= Celia Buckmaster =

British novelist and poet

Celia Buckmaster (1914–2005) was a British novelist and poet whose novels centered on English village life.

==Early years==
Celia Joyce was born in 1914, the daughter of barrister Henry Stephen Guy Buckmaster.

In her twenties, she and a friend, poet Lynette Roberts, went into business, setting up as florists. At some point they took time off from the business and traveled by cargo boat to Madeira, where they lived for a time. Roberts began writing poetry seriously, and Celia may have worked on her painting, because she was referred to as a promising painter only a few years later. On their return journey to England, their ship, the cruise liner Hilary, ran aground in fog at Carmel Head.

In 1940, she married anthropologist Edmund Leach, who was then in the military; the marriage took place in Rangoon, Burma, where Leach was stationed. They had a daughter, Louisa in 1941, and Buckmaster spent time both writing and painting. As World War II intensified in the region, Buckmaster escaped with her daughter, leaving as part of an airlift of nursing mothers in early 1942. Reunited at the end of the war, the couple had a son, Alexander in 1946.

==Writing==
Beginning around 1940, Buckmaster published poems in magazines such as Poetry: London, Twentieth Century Verse, and Seven. She also published at least one short story and a book review of a novel by Neil M. Gunn in Wales magazine.

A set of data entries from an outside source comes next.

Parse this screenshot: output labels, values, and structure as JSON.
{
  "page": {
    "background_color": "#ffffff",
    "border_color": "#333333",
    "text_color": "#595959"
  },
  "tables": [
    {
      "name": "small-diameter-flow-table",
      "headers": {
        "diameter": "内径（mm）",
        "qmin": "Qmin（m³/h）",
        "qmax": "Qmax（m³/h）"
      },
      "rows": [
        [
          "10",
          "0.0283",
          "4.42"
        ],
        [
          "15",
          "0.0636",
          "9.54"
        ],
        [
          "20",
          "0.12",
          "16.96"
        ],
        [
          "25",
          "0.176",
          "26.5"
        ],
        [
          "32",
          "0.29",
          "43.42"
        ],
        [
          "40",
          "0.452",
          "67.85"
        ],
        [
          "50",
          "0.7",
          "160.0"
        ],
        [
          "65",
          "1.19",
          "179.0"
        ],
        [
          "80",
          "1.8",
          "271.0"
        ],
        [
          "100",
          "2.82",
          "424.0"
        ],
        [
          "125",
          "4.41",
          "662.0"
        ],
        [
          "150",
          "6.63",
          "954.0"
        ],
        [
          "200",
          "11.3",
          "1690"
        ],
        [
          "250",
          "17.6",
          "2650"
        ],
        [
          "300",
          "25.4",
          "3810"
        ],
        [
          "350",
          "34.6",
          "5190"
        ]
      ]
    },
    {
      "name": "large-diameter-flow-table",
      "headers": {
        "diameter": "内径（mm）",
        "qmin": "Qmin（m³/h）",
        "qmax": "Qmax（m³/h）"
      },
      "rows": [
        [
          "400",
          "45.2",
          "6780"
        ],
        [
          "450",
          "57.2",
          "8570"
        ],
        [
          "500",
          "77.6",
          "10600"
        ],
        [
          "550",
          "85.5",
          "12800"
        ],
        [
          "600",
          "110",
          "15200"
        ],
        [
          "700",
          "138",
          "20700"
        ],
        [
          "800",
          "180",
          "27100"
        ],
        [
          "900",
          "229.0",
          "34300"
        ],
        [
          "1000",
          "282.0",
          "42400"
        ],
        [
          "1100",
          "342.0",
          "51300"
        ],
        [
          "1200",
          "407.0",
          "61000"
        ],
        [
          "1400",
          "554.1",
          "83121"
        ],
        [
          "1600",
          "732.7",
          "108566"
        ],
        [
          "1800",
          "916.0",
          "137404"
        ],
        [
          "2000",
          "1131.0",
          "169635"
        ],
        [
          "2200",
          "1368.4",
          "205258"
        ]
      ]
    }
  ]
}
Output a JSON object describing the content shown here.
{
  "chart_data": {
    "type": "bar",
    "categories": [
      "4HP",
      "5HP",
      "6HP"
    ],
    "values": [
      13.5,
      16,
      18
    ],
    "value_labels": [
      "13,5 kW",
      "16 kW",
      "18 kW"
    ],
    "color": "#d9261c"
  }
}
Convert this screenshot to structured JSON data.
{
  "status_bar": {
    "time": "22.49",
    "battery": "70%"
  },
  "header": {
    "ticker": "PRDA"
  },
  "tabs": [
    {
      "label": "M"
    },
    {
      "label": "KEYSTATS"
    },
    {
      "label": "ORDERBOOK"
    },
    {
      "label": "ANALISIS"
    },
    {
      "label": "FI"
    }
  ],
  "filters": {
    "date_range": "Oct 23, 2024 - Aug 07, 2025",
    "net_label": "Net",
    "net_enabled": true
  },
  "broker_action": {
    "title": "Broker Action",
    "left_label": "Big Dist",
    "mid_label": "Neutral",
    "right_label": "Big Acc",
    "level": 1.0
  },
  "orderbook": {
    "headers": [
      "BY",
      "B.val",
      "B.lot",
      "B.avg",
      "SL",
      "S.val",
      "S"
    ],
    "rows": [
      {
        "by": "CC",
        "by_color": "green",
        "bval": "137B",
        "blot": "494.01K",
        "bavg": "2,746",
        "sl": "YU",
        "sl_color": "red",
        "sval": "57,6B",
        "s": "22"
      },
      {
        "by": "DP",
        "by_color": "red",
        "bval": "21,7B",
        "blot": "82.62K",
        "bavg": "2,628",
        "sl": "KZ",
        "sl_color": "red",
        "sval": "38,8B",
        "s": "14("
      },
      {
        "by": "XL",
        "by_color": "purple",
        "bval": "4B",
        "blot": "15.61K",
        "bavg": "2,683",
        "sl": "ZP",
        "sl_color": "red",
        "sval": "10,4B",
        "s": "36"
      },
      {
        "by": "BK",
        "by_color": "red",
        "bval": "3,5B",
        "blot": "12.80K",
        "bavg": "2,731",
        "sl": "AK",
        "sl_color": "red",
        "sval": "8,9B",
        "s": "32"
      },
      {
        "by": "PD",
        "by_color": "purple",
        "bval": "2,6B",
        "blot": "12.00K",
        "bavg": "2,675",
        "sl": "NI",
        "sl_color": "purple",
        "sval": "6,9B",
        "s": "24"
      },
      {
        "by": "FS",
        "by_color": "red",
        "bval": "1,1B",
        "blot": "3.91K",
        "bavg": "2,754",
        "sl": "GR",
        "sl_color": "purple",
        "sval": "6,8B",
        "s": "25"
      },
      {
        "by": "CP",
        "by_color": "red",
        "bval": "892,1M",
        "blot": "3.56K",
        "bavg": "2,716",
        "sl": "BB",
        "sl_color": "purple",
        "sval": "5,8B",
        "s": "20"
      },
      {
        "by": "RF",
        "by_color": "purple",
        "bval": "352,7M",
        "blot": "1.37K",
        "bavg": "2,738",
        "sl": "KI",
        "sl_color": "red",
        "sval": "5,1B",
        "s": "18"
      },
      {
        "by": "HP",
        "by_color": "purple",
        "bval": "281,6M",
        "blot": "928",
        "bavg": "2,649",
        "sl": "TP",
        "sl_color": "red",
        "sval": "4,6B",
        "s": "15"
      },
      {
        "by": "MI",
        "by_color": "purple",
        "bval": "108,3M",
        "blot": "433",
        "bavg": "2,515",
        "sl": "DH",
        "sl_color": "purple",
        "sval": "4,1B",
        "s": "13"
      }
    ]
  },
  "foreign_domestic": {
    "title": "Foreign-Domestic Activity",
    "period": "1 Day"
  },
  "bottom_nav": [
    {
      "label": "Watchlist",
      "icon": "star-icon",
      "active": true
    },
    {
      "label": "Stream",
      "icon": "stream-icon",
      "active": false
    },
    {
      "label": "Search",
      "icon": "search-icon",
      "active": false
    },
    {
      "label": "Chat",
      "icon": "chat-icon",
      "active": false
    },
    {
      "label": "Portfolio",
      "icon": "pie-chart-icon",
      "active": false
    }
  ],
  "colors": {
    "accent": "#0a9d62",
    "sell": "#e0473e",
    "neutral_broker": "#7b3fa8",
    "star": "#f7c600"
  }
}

In the early 1950s, Buckmaster published her only two novels, Village Story (1951) and Family Ties (1952), both with the prestigious Hogarth Press founded by Leonard Woolf and Virginia Woolf. Village Story was praised by the writers John Betjeman and Stevie Smith when it first appeared. Both novels focus on life in an English village, following the dynamics of various relationships with a mixture of warmth and wry humor that recalls such contemporary writers as Barbara Pym.

Buckmaster and Leach spent a lot of 1961 in California, where Buckmaster returned to painting. In 1966 Edmund Leach became Provost of King's College, Cambridge. After his retirement, he and his wife settled in the nearby village of Barrington. Leach died in 1989 and Buckmaster in 2005.